My director wrote in an email to the emergency department last week that the hardest thing he still had to do was watch us go downstairs to face the virus, just with our PBT around us to protect. And for all of us, the fear that one of our loved ones will succumb to the virus is a constant shadow.

Knowing that we can improve the threat through vaccination seems like a miracle.

Here are this week’s stories:



Last week, we asked you about the scandal surrounding allegations of sexual assault in Parliament and your own experiences with sex education in Australia. Here are some reactions from readers:

Morrison could not condemn before talking to his wife? What kind of ignorant is he who he can not admit that rape is unacceptable?
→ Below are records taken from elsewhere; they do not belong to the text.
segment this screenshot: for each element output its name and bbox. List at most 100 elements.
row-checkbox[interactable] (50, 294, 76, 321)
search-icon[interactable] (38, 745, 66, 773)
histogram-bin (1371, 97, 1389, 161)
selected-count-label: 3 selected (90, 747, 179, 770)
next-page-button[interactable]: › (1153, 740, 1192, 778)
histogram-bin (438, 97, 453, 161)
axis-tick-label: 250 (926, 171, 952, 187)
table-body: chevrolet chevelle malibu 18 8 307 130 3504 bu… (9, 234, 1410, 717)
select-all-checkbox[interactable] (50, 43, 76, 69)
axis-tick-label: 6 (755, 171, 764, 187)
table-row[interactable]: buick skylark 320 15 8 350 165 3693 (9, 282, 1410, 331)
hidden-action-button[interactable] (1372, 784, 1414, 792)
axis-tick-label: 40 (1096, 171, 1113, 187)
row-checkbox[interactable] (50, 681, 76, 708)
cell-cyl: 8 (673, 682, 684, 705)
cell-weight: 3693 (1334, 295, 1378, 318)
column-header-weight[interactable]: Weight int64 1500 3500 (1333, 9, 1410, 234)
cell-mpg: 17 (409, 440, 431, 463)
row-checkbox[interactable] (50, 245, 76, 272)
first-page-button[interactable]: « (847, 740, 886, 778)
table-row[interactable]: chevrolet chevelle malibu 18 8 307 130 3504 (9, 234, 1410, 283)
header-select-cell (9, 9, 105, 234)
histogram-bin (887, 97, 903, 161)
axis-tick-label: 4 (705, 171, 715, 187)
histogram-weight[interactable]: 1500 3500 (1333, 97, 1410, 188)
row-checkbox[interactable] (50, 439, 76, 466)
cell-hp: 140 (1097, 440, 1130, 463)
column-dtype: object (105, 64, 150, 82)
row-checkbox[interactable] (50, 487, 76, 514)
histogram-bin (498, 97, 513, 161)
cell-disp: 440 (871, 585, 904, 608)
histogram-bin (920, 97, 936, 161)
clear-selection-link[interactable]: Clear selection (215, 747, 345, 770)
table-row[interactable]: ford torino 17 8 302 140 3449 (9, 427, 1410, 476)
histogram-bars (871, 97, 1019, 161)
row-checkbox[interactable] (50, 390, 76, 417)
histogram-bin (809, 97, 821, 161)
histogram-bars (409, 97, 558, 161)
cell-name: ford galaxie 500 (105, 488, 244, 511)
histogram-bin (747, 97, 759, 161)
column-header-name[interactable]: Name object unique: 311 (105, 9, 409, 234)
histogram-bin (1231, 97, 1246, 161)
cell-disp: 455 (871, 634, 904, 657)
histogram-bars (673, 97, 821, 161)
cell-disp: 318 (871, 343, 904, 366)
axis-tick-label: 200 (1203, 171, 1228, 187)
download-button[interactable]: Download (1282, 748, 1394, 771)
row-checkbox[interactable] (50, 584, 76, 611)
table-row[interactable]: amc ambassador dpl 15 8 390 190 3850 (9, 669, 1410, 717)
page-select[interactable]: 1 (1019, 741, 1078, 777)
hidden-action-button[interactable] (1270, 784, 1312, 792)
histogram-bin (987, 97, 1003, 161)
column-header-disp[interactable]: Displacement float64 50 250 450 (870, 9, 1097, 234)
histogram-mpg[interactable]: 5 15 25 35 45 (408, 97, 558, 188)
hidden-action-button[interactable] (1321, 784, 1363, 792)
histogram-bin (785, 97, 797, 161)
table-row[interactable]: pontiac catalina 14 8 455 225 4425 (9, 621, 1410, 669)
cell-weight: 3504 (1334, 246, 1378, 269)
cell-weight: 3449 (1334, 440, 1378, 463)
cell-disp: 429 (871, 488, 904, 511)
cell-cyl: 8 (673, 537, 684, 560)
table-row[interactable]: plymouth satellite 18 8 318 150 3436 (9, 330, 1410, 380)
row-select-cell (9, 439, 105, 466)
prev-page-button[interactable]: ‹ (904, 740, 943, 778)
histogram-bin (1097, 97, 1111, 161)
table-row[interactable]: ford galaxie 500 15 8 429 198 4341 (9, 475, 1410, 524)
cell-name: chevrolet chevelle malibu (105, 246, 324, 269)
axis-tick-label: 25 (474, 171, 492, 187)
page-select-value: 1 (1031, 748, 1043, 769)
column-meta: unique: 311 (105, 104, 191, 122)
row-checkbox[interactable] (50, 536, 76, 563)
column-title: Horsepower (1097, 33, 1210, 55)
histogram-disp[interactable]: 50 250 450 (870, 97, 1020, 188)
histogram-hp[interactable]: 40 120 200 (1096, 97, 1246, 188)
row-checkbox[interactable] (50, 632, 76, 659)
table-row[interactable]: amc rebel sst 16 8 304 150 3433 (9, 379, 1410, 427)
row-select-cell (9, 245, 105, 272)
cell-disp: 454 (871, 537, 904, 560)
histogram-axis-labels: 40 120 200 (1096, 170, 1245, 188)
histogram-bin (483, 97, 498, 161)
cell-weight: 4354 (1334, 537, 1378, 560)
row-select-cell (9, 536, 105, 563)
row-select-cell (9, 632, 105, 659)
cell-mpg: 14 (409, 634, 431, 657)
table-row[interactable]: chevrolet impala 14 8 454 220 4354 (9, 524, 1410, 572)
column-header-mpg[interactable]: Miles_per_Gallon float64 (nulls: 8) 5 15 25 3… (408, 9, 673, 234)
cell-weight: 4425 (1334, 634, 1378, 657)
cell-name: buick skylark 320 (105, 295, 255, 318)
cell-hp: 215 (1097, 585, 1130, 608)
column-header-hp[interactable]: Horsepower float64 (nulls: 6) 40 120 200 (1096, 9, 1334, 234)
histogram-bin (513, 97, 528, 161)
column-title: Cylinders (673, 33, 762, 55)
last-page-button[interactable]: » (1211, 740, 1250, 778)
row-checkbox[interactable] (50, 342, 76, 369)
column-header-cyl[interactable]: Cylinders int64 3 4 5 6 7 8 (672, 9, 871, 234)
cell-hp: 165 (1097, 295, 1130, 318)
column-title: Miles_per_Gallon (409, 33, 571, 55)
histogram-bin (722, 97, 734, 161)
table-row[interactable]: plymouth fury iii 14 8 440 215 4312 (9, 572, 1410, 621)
Dutton terrified me with his ‘he said, she said’ comment. In addition, no one commented on the information that the incident was reported to AFP. I find the whole story and the subsequent information about other assaults really disturbing.

– W. McQuarrie

My sex education in high school and elementary school was completely lacking. It felt like intimidation, focused almost exclusively on STI contraction, and was rooted in Catholic guilt, which promoted abstinence as the only true form of safe sex. When I went to university, it was no better. I went to a residential college that used to talk a lot about permission, but without any nuances or any real effort to engage a speaker related to young people. And when issues of consent were tested in my college, the administration repeatedly failed us.